RG: My sister had a book called THE PARK THAT SPRING FORGOT, published in the 1940s, a little girl’s picture book. You can still find it on the Internet. In it, there is a city park to which spring doesn’t return one year, that remains locked in the icy grip of winter. In the story, a little girl goes in search of Spring, who turns out to be a tall, willowy woman, and persuades her to come back to the park. As she walks through the space, everywhere she sets her foot turns green and verdant, the flowers bloom and the birds come home to sing their summer song. I never forgot it. A RELIABLE WIFE had, as its genesis, that exact scene, and it happens for Catherine right at the end, just when she thinks everything is lost.

I’ve always loved the novels of Jane Austen because of the knack she had for making the happiness come all at once, just at the end, like a magic trick.
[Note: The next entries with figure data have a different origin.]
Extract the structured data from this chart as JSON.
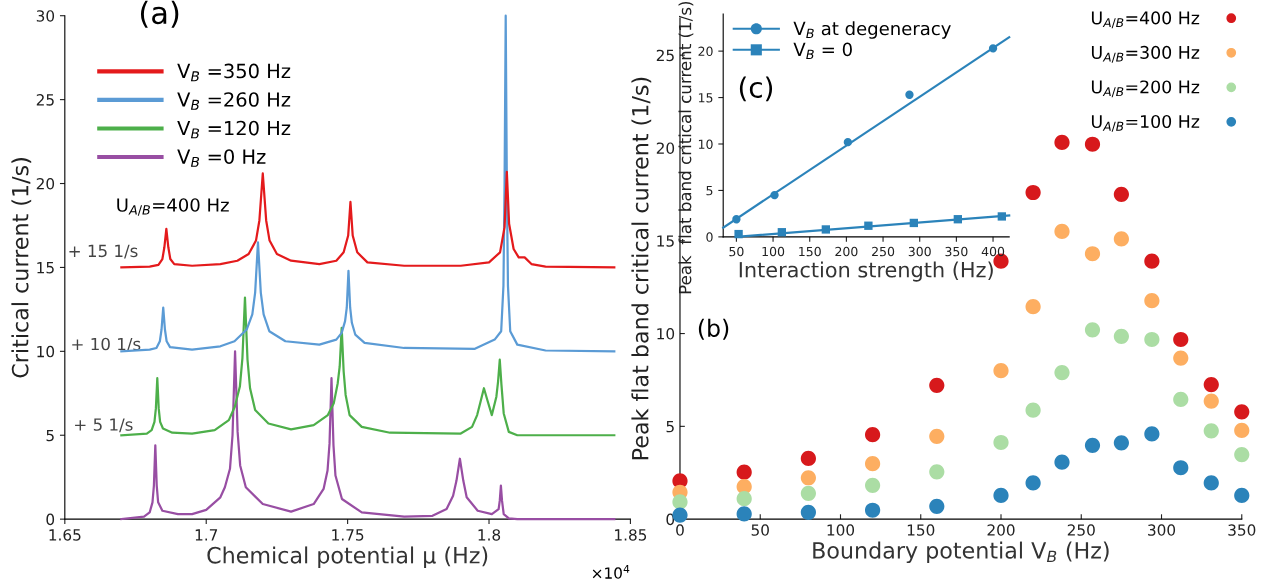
{
  "chart_data": [
    {
      "type": "line",
      "xlabel": "Chemical potential μ (Hz)",
      "ylabel": "Critical current (1/s)",
      "annotations": [
        "(a)",
        "U$_{A/B}$=400 Hz",
        "+ 15 1/s",
        "+ 10 1/s",
        "+ 5 1/s",
        "×10$^{4}$"
      ],
      "xlim": [
        1.65,
        1.85
      ],
      "xticks": [
        1.65,
        1.7,
        1.75,
        1.8,
        1.85
      ],
      "ylim": [
        0,
        30
      ],
      "yticks": [
        0,
        5,
        10,
        15,
        20,
        25,
        30
      ],
      "grid": false,
      "legend": "top left",
      "series": [
        {
          "name": "V$_{B}$ =350 Hz",
          "color": "#e41a1c",
          "x": [
            1.67,
            1.68,
            1.6831,
            1.6845,
            1.6852,
            1.6859,
            1.6866,
            1.6873,
            1.6887,
            1.695,
            1.705,
            1.711,
            1.715,
            1.7176,
            1.7188,
            1.72,
            1.7212,
            1.7224,
            1.725,
            1.73,
            1.74,
            1.746,
            1.7486,
            1.7502,
            1.751,
            1.7518,
            1.7534,
            1.757,
            1.77,
            1.79,
            1.8,
            1.8039,
            1.8055,
            1.8063,
            1.8071,
            1.8087,
            1.8105,
            1.8126,
            1.815,
            1.82,
            1.8443
          ],
          "values": [
            15.0,
            15.05,
            15.15,
            15.5,
            16.2,
            17.3,
            16.2,
            15.5,
            15.2,
            15.1,
            15.2,
            15.4,
            15.8,
            16.6,
            17.8,
            20.6,
            17.8,
            16.6,
            15.8,
            15.4,
            15.2,
            15.4,
            15.9,
            16.9,
            18.9,
            16.9,
            15.9,
            15.3,
            15.1,
            15.1,
            15.3,
            15.9,
            17.4,
            20.7,
            17.6,
            16.1,
            15.6,
            15.6,
            15.2,
            15.05,
            15.0
          ]
        },
        {
          "name": "V$_{B}$ =260 Hz",
          "color": "#5b9bd5",
          "x": [
            1.67,
            1.68,
            1.6824,
            1.6836,
            1.6842,
            1.6848,
            1.6854,
            1.686,
            1.6872,
            1.695,
            1.705,
            1.71,
            1.7143,
            1.7163,
            1.7173,
            1.7183,
            1.7193,
            1.7203,
            1.7223,
            1.728,
            1.74,
            1.746,
            1.7479,
            1.7491,
            1.7497,
            1.7503,
            1.7509,
            1.7515,
            1.7527,
            1.756,
            1.77,
            1.795,
            1.802,
            1.8043,
            1.8051,
            1.8055,
            1.8059,
            1.8063,
            1.8067,
            1.8075,
            1.81,
            1.82,
            1.8443
          ],
          "values": [
            10.0,
            10.1,
            10.2,
            10.6,
            11.3,
            12.6,
            11.3,
            10.6,
            10.25,
            10.1,
            10.3,
            10.6,
            11.3,
            12.2,
            13.5,
            16.5,
            13.5,
            12.2,
            11.2,
            10.6,
            10.4,
            10.7,
            11.1,
            11.8,
            12.6,
            14.8,
            12.6,
            11.7,
            11.0,
            10.5,
            10.2,
            10.15,
            10.7,
            11.2,
            13.9,
            20.0,
            30.0,
            20.0,
            13.9,
            11.2,
            10.4,
            10.05,
            10.0
          ]
        },
        {
          "name": "V$_{B}$ =120 Hz",
          "color": "#4daf4a",
          "x": [
            1.67,
            1.679,
            1.6807,
            1.6817,
            1.6822,
            1.6827,
            1.6832,
            1.6837,
            1.6847,
            1.688,
            1.695,
            1.703,
            1.708,
            1.7101,
            1.7119,
            1.7128,
            1.7137,
            1.7146,
            1.7155,
            1.7173,
            1.722,
            1.73,
            1.738,
            1.743,
            1.7451,
            1.7465,
            1.7472,
            1.7479,
            1.7486,
            1.7493,
            1.7507,
            1.755,
            1.765,
            1.79,
            1.794,
            1.7958,
            1.797,
            1.7982,
            1.7994,
            1.801,
            1.8026,
            1.8032,
            1.8038,
            1.8044,
            1.8052,
            1.807,
            1.81,
            1.8443
          ],
          "values": [
            5.0,
            5.1,
            5.3,
            5.8,
            6.6,
            8.4,
            6.6,
            5.8,
            5.4,
            5.15,
            5.1,
            5.3,
            5.9,
            6.7,
            7.9,
            9.6,
            13.2,
            9.5,
            7.8,
            6.5,
            5.7,
            5.35,
            5.6,
            6.2,
            6.9,
            8.1,
            9.1,
            11.4,
            8.8,
            7.4,
            6.2,
            5.5,
            5.15,
            5.1,
            5.5,
            6.2,
            7.0,
            7.8,
            7.1,
            6.2,
            7.3,
            8.2,
            9.5,
            8.0,
            6.3,
            5.2,
            5.0,
            5.0
          ]
        },
        {
          "name": "V$_{B}$ =0 Hz",
          "color": "#984ea3",
          "x": [
            1.67,
            1.678,
            1.68,
            1.681,
            1.6815,
            1.682,
            1.6825,
            1.683,
            1.6845,
            1.69,
            1.695,
            1.7,
            1.705,
            1.7066,
            1.7084,
            1.7093,
            1.7102,
            1.7111,
            1.712,
            1.714,
            1.72,
            1.73,
            1.738,
            1.7415,
            1.7429,
            1.7436,
            1.7443,
            1.745,
            1.7457,
            1.748,
            1.755,
            1.77,
            1.78,
            1.785,
            1.7873,
            1.7885,
            1.7897,
            1.7909,
            1.7921,
            1.796,
            1.801,
            1.8034,
            1.8038,
            1.8042,
            1.8046,
            1.8052,
            1.807,
            1.81,
            1.8443
          ],
          "values": [
            0.0,
            0.15,
            0.4,
            1.0,
            2.0,
            4.4,
            2.0,
            1.0,
            0.5,
            0.3,
            0.3,
            0.55,
            1.3,
            1.9,
            3.0,
            5.0,
            10.0,
            5.2,
            3.2,
            1.9,
            0.9,
            0.45,
            0.9,
            1.8,
            2.9,
            4.5,
            8.4,
            4.4,
            2.6,
            1.2,
            0.4,
            0.15,
            0.2,
            0.6,
            1.4,
            2.3,
            3.6,
            2.3,
            1.3,
            0.5,
            0.3,
            0.6,
            1.1,
            2.0,
            1.1,
            0.3,
            0.05,
            0.0,
            0.0
          ]
        }
      ]
    },
    {
      "type": "scatter",
      "xlabel": "Boundary potential V$_{B}$ (Hz)",
      "ylabel": "Peak flat band critical current (1/s)",
      "annotations": [
        "(b)"
      ],
      "xlim": [
        0,
        350
      ],
      "xticks": [
        0,
        50,
        100,
        150,
        200,
        250,
        300,
        350
      ],
      "ylim": [
        0,
        27
      ],
      "yticks": [
        0,
        5,
        10,
        15,
        20,
        25
      ],
      "grid": false,
      "legend": "top right",
      "marker": "circle",
      "x": [
        0,
        40,
        80,
        120,
        160,
        200,
        220,
        238,
        257,
        275,
        294,
        312,
        331,
        350
      ],
      "series": [
        {
          "name": "U$_{A/B}$=400 Hz",
          "color": "#d7191c",
          "values": [
            2.06,
            2.53,
            3.27,
            4.55,
            7.21,
            13.9,
            17.6,
            20.3,
            20.2,
            17.5,
            13.9,
            9.68,
            7.25,
            5.78
          ]
        },
        {
          "name": "U$_{A/B}$=300 Hz",
          "color": "#fdae61",
          "values": [
            1.45,
            1.75,
            2.23,
            2.99,
            4.46,
            8.0,
            11.45,
            15.5,
            14.3,
            15.1,
            11.77,
            8.68,
            6.36,
            4.78
          ]
        },
        {
          "name": "U$_{A/B}$=200 Hz",
          "color": "#abdda4",
          "values": [
            0.93,
            1.1,
            1.39,
            1.82,
            2.55,
            4.13,
            5.87,
            7.9,
            10.2,
            9.85,
            9.68,
            6.45,
            4.76,
            3.48
          ]
        },
        {
          "name": "U$_{A/B}$=100 Hz",
          "color": "#2b83ba",
          "values": [
            0.22,
            0.28,
            0.37,
            0.48,
            0.69,
            1.28,
            1.95,
            3.07,
            3.98,
            4.11,
            4.59,
            2.77,
            1.95,
            1.28
          ]
        }
      ]
    },
    {
      "type": "scatter",
      "xlabel": "Interaction strength (Hz)",
      "ylabel": "Peak  flat band critical current (1/s)",
      "annotations": [
        "(c)"
      ],
      "xlim": [
        32,
        422
      ],
      "xticks": [
        50,
        100,
        150,
        200,
        250,
        300,
        350,
        400
      ],
      "ylim": [
        0,
        24
      ],
      "yticks": [
        0,
        5,
        10,
        15,
        20
      ],
      "grid": false,
      "legend": "top left",
      "series": [
        {
          "name": "V$_{B}$ at degeneracy",
          "color": "#2b83ba",
          "marker": "circle",
          "x": [
            50,
            102,
            202,
            286,
            400
          ],
          "values": [
            1.9,
            4.5,
            10.2,
            15.3,
            20.3
          ]
        },
        {
          "name": "V$_{B}$ = 0",
          "color": "#2b83ba",
          "marker": "square",
          "x": [
            53,
            112,
            172,
            230,
            292,
            352,
            412
          ],
          "values": [
            0.3,
            0.5,
            0.8,
            1.2,
            1.5,
            1.9,
            2.2
          ]
        },
        {
          "type": "line",
          "color": "#2b83ba",
          "x": [
            32,
            422
          ],
          "values": [
            1.0,
            21.5
          ]
        },
        {
          "type": "line",
          "color": "#2b83ba",
          "x": [
            50,
            422
          ],
          "values": [
            0,
            2.3
          ]
        }
      ]
    }
  ]
}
Re-read PERSUASION, and just marvel at how good it can make you feel, as a reader.

BRC: You've now published a novel and a memoir, THE END OF THE WORLD AS WE KNOW IT: Scenes From a Life. Did you find the writing process fundamentally different for these two genres? We know the memoir was published first. Which was completed first?

RG: I wrote the novel first, and saw that it had to do with a set of themes that are deeply embedded in my own history. So, almost as an afterthought, I figured that, if I was going to try to create a truthful fiction that was, as I said, in so many ways a self-portrait, that I should go on and create a truthful history of my own life. Writing a novel is exciting and operatic; writing a memoir is like writing a long, honest letter to a trusted friend. THE END OF THE WORLD AS WE KNOW IT is probably the best reader’s guide to the novel. If you want to know why Ralph, Catherine and Antonio behave as they do, the answer is simple: it’s because they are the sum and statement of the history of my life.

BRC: As you have been on the road, what have you been hearing from readers about A RELIABLE WIFE?

RG: The most interesting question came from a young man in his 30s who asked me to discuss the relationship between love and aging. We think when we’re young that, as we get older, our passions and enthusiasms will fade, will lose their hold on us, and we will enter into some more gentle phase. I don’t find it to be true. Our passions, in fact, intensify, like a sauce that has been reduced to its essence by long slow simmering over a low flame.

BRC: What are you working on now?

RG: I am working on a new novel based on a true story I heard 30 years ago when I was living in a tiny town on a remote island in Greece. It was a story about the only crime that had ever happened in the town, and, yes, it was a crime of passion, and it, like A RELIABLE WIFE, involves three characters --- a man, a woman, and a little boy. It is called HARBOR OF LOVE.